Prophylaxis.—Following on the publication of these experiments there was instituted a vigorous campaign against mosquitoes in Havana in 1901, based on the methods applied to the suppression of malaria, and carried out under the direction of Major W. C. Gorgas of the United States army, chief sanitary officer of Havana. The work was begun on the 27th of February 1901. An order was issued that all receptacles containing water were to be kept mosquito-proof; sanitary inspectors were told off for each district to maintain a constant house-to-house inspection, and to treat all puddles, &c., with oil; receptacles found to contain larvae were destroyed and their owners fined; breeding-grounds near the town were treated by draining and oil; hospitals and houses containing yellow-fever patients were screened; infected and adjacent buildings were fumigated with pyrethrum powder. The results exceeded all expectation, and after January 1902 the disease entirely ceased to originate in Havana.

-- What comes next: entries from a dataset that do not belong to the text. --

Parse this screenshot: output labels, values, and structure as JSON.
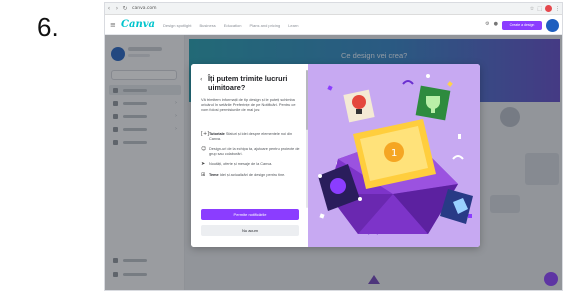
{
  "step_number": "6.",
  "browser": {
    "back": "‹",
    "forward": "›",
    "reload": "↻",
    "url": "canva.com",
    "profile_color": "#e5484d"
  },
  "header": {
    "logo": "Canva",
    "nav": [
      "Design spotlight",
      "Business",
      "Education",
      "Plans and pricing",
      "Learn"
    ],
    "cta_label": "Create a design",
    "brand_color": "#8b3dff",
    "logo_color": "#00c4cc"
  },
  "banner": {
    "title": "Ce design vei crea?"
  },
  "modal": {
    "back_icon": "‹",
    "title": "Îți putem trimite lucruri uimitoare?",
    "paragraph": "Vă trimitem informații de tip design și le puteți schimba oricând în setările Preferințe de pe Notificări. Pentru ce vom folosi permisiunile de mai jos:",
    "items": [
      {
        "icon": "[+]",
        "bold": "Tutoriale",
        "text": "Sfaturi și idei despre elementele noi din Canva."
      },
      {
        "icon": "☺",
        "bold": "",
        "text": "Design-uri de la echipa ta, ajutoare pentru proiecte de grup sau colaborări."
      },
      {
        "icon": "➤",
        "bold": "",
        "text": "Noutăți, oferte și mesaje de la Canva."
      },
      {
        "icon": "⊞",
        "bold": "Teme",
        "text": "Idei și actualizări de design pentru tine."
      }
    ],
    "primary_button": "Permite notificările",
    "secondary_button": "Nu acum",
    "illustration_bg": "#c7a9f2"
  }
}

Cases occasionally now come into Havana from Mexican ports, but are treated under screens with impunity in ordinary city hospitals and never at any time infect the city. Thus in 1907 there was one death from yellow fever, and the general death-rate of Havana from all diseases was 17 per thousand. In the Bulletin of Public Health and Charities of Cuba it is stated there only occurred between 1905–9 a total of 345 cases of yellow fever in all Cuba, where formerly they numbered many thousands, and in April 1910 the republic was declared to be entirely free from the disease.

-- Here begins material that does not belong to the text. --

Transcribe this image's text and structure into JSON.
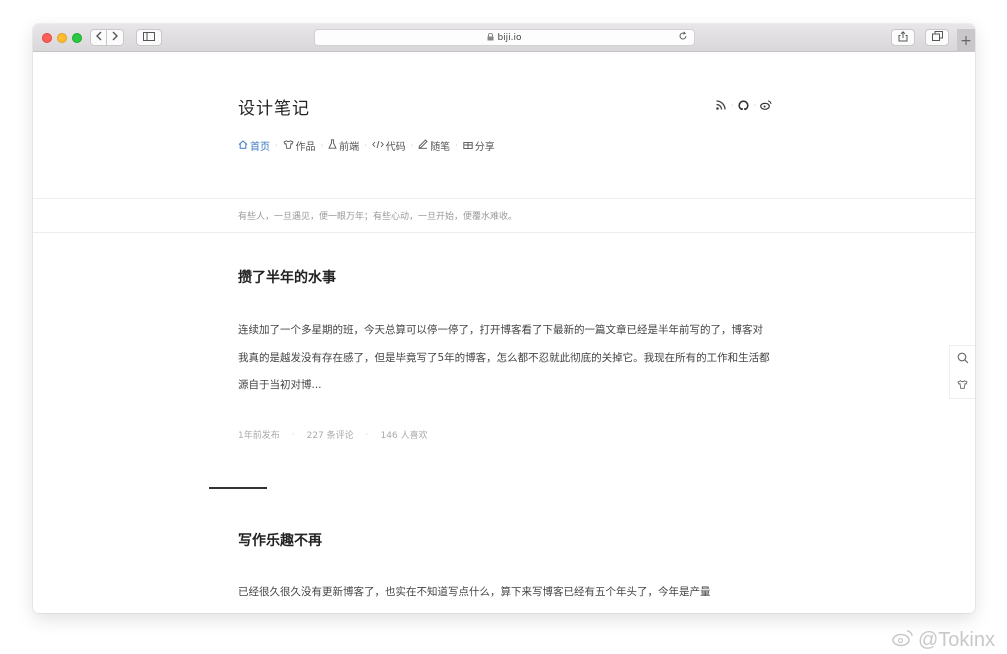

Among other modern outbreaks in which sanitary measures have triumphed in the suppression of yellow fever were the outbreak in New Orleans in 1905, in which a medical staff of 50 with subordinates to the number of 1203 started immediately on the outbreak to clean up the city; the outbreak in Belize, British Honduras, in 1905; the anti-yellow-fever campaign undertaken in the British W. Indies in 1906–9. As soon as the Isthmian Canal commissioners took over the administration of the Panama Canal Zone they undertook a vigorous campaign against the mosquito, as the result of which yellow fever was successfully banished. Colonel Gorgas in his 1908 report wrote: “It is now three years since a case of yellow fever has developed in the Isthmus, the last being in November 1905.”

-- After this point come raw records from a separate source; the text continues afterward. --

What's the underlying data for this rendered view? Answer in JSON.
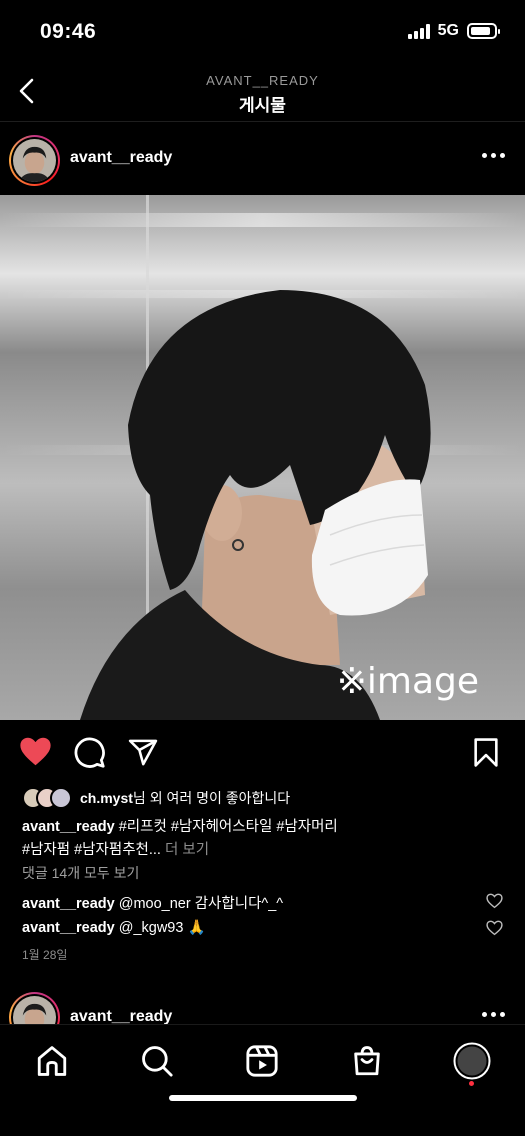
{
  "status_bar": {
    "time": "09:46",
    "network": "5G",
    "battery_level": 0.85
  },
  "header": {
    "account_name": "AVANT__READY",
    "title": "게시물"
  },
  "post": {
    "username": "avant__ready",
    "image_watermark": "※image",
    "liked": true,
    "likes": {
      "first_liker": "ch.myst",
      "text": "님 외 여러 명이 좋아합니다"
    },
    "caption": {
      "username": "avant__ready",
      "line1": "#리프컷 #남자헤어스타일 #남자머리",
      "line2": "#남자펌 #남자펌추천...",
      "more_label": "더 보기"
    },
    "view_comments_label": "댓글 14개 모두 보기",
    "comments": [
      {
        "username": "avant__ready",
        "text": "@moo_ner 감사합니다^_^"
      },
      {
        "username": "avant__ready",
        "text": "@_kgw93 🙏"
      }
    ],
    "date": "1월 28일"
  },
  "next_post": {
    "username": "avant__ready"
  },
  "tab_bar": {
    "items": [
      "home-icon",
      "search-icon",
      "reels-icon",
      "shop-icon",
      "profile-icon"
    ],
    "active_accent": "#ff3040"
  },
  "colors": {
    "background": "#000000",
    "like_red": "#ed4956",
    "muted_text": "#8e8e8e"
  }
}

Rio de Janeiro, which had lost 28,078 inhabitants in 13 years by yellow fever, and Santo, have also waged war against the disease; as a result of the anti-Stegomyia policy the deaths from yellow fever in Rio fell to 42 in 1906, 39 in 1907, 4 in 1908, and 0 in 1909.
See Sir P. Manson, Tropical Diseases (1907); article “Yellow Fever” in Allbutt and Rolleston’s System of Medicine: Sir R. Boyce, Report on Yellow Fever in Honduras (1906), and Health and Administration in the West Indies (1910); Bulletins of the U.S. Yellow Fever Institute; Annales de l’Institut Pasteur (January 1906).